Otis Frank Boykin invented the wire precision resistor. He had his college education at Fisk University in Nashville, Tennessee, while working as a laboratory assistant at an aerospace laboratory in Nashville. After he graduated from Fisk University, he took up the role of a lab assistant at P. J Nilsen Research. He later started his company, where he worked on various inventions.
The name of his company was Boykin-Fruth, Inc., and he received his first patent in 1959 for developing the wire precision resistor. Two years later, Otis Frank Boykin earned another patent for an enhanced version of his resistor. His innovation caused a major turn in the electronic industry because it made electronic devices more durable while significantly reducing the cost of production.
Boykin’s invention was used to improve the transistor radio. It found application in making televisions, IBM computers, and guided missiles.

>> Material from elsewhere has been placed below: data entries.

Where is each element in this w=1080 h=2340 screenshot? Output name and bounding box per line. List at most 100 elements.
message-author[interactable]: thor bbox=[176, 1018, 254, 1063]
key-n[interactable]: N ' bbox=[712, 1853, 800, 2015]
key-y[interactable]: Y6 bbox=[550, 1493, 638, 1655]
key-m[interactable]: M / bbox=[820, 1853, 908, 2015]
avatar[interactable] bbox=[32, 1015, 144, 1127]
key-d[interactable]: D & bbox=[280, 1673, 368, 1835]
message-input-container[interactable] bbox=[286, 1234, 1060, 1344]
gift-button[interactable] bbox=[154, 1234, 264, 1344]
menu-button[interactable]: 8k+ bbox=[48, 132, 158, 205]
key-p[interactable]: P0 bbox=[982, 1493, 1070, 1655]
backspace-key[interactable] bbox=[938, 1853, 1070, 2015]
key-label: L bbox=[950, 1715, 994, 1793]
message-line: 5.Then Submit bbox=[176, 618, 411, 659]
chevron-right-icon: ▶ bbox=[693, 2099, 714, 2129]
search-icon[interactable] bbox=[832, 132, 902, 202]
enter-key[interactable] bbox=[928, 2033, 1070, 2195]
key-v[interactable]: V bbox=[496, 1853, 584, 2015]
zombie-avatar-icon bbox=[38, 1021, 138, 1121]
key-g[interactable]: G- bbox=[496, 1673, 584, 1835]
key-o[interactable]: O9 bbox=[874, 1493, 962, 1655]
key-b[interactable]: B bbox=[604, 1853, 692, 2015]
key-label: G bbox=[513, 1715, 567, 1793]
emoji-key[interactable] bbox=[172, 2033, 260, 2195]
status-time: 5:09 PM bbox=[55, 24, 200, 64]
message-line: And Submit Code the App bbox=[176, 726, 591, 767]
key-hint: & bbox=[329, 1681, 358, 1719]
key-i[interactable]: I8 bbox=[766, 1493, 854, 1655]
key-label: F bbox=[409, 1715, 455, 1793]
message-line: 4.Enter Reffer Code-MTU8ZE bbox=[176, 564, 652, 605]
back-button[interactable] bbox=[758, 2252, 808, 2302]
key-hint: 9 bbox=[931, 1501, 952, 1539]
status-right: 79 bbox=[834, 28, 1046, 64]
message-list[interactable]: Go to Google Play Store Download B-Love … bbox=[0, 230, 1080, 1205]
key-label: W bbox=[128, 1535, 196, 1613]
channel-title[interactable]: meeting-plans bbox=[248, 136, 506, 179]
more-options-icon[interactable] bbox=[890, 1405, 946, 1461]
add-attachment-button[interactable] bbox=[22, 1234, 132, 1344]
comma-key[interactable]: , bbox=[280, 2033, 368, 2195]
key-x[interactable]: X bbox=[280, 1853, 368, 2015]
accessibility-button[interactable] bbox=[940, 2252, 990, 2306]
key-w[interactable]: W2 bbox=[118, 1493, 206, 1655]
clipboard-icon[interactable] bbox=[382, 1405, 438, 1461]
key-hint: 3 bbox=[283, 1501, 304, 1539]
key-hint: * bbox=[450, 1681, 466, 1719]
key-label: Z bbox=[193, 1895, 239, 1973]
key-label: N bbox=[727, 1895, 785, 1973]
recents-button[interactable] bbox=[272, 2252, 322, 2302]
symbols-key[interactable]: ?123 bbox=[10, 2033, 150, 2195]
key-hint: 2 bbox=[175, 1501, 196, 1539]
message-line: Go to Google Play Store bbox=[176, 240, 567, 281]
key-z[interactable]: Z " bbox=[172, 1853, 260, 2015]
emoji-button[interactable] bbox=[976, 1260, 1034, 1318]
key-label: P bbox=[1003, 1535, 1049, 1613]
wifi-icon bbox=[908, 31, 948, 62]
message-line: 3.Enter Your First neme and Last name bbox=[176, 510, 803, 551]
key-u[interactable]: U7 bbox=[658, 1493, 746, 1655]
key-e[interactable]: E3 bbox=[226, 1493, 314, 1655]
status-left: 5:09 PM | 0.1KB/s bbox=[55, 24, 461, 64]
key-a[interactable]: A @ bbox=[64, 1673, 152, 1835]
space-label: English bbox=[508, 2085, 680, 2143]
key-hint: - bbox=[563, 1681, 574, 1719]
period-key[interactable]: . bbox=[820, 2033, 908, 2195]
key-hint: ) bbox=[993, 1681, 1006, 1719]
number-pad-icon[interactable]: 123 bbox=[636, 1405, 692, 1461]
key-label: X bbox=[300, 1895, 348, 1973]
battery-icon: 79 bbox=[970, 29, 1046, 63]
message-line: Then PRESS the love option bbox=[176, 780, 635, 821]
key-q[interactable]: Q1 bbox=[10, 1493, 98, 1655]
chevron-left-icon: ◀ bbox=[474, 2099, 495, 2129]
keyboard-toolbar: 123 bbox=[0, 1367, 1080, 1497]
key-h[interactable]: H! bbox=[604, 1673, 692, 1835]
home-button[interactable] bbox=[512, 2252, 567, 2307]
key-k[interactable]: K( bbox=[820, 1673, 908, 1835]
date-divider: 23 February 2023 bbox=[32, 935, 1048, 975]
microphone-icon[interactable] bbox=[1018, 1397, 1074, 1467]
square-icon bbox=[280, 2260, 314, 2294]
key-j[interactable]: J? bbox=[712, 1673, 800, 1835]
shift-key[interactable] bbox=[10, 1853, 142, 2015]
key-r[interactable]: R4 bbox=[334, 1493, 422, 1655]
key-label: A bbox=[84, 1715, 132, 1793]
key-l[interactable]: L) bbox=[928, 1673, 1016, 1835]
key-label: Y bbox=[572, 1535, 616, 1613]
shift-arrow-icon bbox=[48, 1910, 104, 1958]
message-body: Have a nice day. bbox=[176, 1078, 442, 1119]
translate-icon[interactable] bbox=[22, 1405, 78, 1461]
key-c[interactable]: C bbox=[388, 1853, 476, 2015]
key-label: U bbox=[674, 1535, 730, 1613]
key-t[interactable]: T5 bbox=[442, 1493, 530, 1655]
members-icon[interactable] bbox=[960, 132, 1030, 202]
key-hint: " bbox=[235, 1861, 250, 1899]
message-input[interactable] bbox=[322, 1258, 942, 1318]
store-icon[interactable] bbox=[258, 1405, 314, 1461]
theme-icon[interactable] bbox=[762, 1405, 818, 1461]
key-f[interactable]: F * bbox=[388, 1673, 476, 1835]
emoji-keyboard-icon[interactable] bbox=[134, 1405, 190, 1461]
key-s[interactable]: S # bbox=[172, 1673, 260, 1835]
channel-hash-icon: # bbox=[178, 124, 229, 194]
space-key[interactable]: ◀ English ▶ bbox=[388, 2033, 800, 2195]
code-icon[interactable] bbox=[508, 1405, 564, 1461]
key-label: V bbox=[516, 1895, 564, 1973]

A notable impact of his work is in the creation of the control unit for the heart pacemaker. He went on to create the electrical capacitor and the electrical resistance capacitor in 1965 and 1967, respectively.

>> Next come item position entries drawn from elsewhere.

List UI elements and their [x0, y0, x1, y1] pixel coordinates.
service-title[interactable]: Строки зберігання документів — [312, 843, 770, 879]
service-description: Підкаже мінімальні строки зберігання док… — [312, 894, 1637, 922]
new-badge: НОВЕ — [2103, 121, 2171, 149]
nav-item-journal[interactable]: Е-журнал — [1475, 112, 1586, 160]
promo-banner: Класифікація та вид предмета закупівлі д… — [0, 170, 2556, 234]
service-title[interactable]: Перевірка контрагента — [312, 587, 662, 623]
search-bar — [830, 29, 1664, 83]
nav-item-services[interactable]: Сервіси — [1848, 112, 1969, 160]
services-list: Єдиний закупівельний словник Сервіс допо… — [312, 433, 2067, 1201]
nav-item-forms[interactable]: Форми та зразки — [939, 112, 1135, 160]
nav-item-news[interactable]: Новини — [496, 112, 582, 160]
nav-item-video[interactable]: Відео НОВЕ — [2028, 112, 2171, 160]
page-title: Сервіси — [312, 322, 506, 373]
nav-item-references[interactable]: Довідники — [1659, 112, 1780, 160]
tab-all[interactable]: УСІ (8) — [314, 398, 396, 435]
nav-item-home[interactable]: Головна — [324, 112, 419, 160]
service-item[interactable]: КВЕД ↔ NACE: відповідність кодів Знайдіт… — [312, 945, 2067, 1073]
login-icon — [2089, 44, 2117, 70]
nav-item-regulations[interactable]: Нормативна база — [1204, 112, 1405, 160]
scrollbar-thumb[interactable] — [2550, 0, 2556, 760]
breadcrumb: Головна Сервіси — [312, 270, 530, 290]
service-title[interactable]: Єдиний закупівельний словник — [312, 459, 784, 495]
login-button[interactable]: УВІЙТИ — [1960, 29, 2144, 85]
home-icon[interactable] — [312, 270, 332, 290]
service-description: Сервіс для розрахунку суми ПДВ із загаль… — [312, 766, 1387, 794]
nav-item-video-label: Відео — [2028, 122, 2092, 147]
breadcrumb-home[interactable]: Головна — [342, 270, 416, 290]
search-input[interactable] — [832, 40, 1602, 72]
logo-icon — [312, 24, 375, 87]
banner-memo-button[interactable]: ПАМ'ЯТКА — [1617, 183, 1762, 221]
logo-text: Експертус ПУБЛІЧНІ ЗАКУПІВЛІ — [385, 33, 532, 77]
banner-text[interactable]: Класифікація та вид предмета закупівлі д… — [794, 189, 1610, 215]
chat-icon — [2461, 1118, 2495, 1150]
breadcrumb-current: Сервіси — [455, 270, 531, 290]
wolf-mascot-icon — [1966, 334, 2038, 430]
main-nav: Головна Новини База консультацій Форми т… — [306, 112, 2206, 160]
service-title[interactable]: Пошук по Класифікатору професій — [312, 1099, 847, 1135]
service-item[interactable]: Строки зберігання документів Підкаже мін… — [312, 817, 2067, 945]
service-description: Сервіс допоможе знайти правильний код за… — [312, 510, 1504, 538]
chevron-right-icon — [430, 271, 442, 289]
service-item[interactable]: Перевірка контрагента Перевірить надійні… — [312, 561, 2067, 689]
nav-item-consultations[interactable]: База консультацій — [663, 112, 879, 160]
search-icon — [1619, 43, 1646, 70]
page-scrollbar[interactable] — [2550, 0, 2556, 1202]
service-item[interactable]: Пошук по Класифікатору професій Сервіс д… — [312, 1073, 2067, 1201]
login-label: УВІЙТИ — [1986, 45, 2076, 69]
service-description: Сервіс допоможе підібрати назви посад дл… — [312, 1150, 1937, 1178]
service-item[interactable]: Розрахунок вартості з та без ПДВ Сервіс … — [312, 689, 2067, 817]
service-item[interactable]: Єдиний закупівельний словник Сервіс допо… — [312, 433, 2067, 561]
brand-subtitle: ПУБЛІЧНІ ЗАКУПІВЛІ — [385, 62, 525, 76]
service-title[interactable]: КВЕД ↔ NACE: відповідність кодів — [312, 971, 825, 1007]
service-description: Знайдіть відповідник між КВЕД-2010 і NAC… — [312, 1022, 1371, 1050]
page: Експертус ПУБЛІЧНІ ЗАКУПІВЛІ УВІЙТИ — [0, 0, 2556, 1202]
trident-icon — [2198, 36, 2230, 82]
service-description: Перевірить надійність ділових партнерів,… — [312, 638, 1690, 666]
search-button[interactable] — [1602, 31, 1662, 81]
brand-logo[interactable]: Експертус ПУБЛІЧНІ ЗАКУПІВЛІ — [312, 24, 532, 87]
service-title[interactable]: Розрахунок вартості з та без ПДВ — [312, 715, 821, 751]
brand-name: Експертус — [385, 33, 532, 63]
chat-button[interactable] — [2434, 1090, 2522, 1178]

Many more consumer products came into existence because of Boykin, including the chemical air filter and the burglar-proof cash register. In his lifetime, Otis Frank Boykin received twenty-six patents for the electronic devices he invented.
Otis Frank Boykin Legacy
Otis Frank Boykin’s dedication to innovation was not only focused on his own inventions. He also promotes STEM education in his community. He even has outreach programs that inspire and educates the future generation of STEM. Boykin also mentored several young African American students, providing them with opportunities to gain experience and knowledge in the field of engineering. His legacy continues to inspire future generations of scientists and inventors, reminding them that anything is possible with hard work, perseverance, and dedication.